Parallelizing NGAP Processing in free5GC AMF: From Per-Connection to Per-UE Concurrency

Note

Author: Fang-Kai Ting, Guo-Cheng Wu, Yung-Hsuan Tsao, Pei-Chi Cheng
Written by: Che-Wei Lin
Date: 2026/04/29

Introduction

As 5G networks scale to support thousands of concurrent devices per cell, the Access and Mobility Management Function (AMF) becomes a critical bottleneck.

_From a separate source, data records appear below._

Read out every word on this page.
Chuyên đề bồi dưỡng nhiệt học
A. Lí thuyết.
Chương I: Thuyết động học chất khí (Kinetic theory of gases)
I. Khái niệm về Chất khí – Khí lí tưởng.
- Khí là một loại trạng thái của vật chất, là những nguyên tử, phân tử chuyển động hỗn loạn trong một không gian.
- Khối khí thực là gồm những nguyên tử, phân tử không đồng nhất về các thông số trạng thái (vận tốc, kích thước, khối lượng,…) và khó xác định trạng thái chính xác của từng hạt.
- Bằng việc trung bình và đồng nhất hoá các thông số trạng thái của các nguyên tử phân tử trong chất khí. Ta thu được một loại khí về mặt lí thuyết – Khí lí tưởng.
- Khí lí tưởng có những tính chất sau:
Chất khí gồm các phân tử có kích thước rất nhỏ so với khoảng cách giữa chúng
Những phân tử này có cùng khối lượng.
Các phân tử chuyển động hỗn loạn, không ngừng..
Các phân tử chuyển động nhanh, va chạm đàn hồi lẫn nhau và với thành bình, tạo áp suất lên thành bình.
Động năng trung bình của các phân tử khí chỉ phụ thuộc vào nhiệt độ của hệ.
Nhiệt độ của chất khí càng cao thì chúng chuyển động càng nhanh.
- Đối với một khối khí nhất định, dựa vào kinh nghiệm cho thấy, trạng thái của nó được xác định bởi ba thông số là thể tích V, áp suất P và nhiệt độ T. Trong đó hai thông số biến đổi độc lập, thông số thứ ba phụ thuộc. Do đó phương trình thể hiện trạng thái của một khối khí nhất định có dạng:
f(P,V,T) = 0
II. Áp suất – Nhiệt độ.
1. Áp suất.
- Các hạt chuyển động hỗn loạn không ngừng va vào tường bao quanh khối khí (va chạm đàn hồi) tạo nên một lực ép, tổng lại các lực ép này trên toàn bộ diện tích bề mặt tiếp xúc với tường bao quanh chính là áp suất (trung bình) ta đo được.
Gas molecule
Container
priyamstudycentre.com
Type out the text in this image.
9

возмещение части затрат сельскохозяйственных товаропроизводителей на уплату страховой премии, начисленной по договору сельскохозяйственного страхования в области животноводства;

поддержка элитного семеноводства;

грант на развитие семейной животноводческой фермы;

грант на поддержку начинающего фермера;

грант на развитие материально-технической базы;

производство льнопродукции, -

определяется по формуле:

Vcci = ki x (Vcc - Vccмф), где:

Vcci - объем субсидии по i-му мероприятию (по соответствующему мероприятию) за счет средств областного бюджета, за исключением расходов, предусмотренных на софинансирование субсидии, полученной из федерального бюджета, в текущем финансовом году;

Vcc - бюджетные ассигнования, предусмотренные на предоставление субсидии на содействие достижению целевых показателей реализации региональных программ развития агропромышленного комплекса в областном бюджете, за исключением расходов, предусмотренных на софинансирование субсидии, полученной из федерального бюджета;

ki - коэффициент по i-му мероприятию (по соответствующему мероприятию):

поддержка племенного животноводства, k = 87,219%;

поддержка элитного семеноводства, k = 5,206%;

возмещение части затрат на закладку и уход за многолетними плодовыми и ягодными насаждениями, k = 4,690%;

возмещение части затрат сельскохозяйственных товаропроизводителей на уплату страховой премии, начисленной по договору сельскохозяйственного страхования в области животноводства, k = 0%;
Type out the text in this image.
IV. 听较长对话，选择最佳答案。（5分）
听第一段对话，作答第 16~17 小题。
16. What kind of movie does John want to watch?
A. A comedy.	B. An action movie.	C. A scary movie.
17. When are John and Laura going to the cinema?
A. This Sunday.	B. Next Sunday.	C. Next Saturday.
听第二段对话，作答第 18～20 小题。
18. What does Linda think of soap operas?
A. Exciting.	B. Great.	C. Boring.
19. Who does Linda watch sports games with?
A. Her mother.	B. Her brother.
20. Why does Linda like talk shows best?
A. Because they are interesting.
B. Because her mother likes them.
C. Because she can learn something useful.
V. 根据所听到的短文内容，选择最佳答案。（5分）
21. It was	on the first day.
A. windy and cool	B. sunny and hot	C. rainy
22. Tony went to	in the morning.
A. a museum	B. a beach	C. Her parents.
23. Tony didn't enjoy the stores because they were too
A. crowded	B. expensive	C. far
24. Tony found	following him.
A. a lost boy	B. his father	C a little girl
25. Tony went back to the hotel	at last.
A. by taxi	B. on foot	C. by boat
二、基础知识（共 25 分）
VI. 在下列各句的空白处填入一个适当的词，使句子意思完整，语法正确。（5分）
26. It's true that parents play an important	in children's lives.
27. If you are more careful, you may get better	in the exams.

In the free5GC project, a fundamental architectural limitation existed: all NGAP messages from a single gNB connection were processed serially by one goroutine, causing head-of-line blocking and single-core saturation.

In this blog post, we will walk through AMF PR #194, which introduces a worker pool architecture with hash-based task distribution to enable per-UE parallel NGAP processing — significantly improving AMF throughput while preserving per-UE message ordering guarantees.

Background: The NGAP/SCTP Connection Model

Before diving into the solution, let's quickly review how NGAP messages flow in a 5G network.

The NG Application Protocol (NGAP) is the control plane protocol between the gNB (base station) and the AMF. It runs over SCTP (Stream Control Transmission Protocol), which provides reliable, message-oriented transport. Typically, each gNB maintains a single SCTP association with the AMF, and all UE-related signaling for that gNB — registrations, handovers, PDU session setups — flows over this one connection.

Key NGAP Message Types

Category	Examples	UE-Associated?
Non-UE messages	`NGSetupRequest`, `RANConfigurationUpdate`	No
UE-specific (Initiating)	`InitialUEMessage`, `UplinkNASTransport`, `HandoverRequired`	Yes
UE-specific (Response)	`InitialContextSetupResponse`, `PDUSessionResourceSetupResponse`	Yes
UE-specific (Failure)	`InitialContextSetupFailure`, `HandoverFailure`	Yes

Each UE-associated message carries either a RAN-UE-NGAP-ID (assigned by gNB) or an AMF-UE-NGAP-ID (assigned by AMF), which uniquely identifies the UE context within the connection.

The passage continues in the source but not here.